The FTSE 100, Britain’s main index, has had a shaky few days. But the FTSE 250 index has really taken a battering, say Michael Hunter and Rochelle Toplensky in the FT. Last Friday and Monday it slid by a total of 14%, its worst two-day loss since the crash of 1987. The blue chips fell by around 5% over the same period. The trouble is that the FTSE 250 is a much better reflection of the UK economy than its bigger counterpart. It is largely made up of medium-sized manufacturers, service companies and retailers. The FTSE 100 is full of large multinationals, and is unusually skewed towards commodities firms.

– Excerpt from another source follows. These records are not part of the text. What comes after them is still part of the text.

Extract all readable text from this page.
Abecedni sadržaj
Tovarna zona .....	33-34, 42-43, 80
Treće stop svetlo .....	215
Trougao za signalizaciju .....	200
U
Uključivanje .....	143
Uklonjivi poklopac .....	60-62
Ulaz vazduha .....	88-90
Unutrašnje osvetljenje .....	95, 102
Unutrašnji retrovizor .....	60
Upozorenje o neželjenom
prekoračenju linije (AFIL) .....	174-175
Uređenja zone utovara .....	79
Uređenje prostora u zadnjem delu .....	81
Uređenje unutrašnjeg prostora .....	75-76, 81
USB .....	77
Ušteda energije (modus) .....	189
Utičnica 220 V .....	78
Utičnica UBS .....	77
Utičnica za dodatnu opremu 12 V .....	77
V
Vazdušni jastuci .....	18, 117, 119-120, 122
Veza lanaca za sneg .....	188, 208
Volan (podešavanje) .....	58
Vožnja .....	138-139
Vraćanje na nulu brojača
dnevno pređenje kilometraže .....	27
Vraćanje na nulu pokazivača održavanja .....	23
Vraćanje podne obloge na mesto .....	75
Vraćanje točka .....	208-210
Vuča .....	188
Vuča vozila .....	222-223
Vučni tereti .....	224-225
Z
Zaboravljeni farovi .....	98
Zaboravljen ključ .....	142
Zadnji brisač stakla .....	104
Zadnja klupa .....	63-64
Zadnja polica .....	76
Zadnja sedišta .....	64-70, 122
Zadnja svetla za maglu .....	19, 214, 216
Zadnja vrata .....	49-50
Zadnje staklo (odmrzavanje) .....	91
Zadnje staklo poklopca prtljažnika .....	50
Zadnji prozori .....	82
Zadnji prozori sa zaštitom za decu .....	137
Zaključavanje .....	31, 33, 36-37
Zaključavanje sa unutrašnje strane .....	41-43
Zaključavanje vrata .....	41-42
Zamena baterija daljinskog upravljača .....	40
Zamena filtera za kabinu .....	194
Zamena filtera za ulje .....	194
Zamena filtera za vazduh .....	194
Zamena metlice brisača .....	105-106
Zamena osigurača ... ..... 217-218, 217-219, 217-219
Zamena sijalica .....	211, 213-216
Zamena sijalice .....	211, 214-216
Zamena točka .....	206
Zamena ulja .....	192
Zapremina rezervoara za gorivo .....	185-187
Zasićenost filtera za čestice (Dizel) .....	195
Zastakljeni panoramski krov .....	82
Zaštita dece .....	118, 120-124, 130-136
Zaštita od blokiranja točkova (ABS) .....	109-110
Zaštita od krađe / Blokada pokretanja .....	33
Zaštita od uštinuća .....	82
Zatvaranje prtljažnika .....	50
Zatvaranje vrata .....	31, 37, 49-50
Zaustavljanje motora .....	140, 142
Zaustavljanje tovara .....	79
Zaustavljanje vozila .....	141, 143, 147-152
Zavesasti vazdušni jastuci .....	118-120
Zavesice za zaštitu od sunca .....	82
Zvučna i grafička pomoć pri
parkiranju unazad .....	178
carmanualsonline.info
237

The blue chips make 75% of their sales outside the UK, and the weakness of the pound helps those who earn their revenue in
a foreign currency; many report in dollars. “Barring any immediate trade restrictions they should benefit” from the sterling slide, says Karen Olney of UBS. But the FTSE 250 firms get 59% of their revenues from the UK, estimates JPMorgan.
It hardly helps that fund managers have been trimming exposure to the FTSE 250 in any case: it has outperformed the 100 by 90% since the bull market began in March 2009. In the past few days, hedge funds have reportedly added to the selling spree by shorting-selling mid-caps – borrowing shares and selling them, in the hope of buying back later at a lower price. Until the uncertainty over Britain’s future relationship with Europe lifts, mid-caps seem likely to keep lagging the FTSE 100.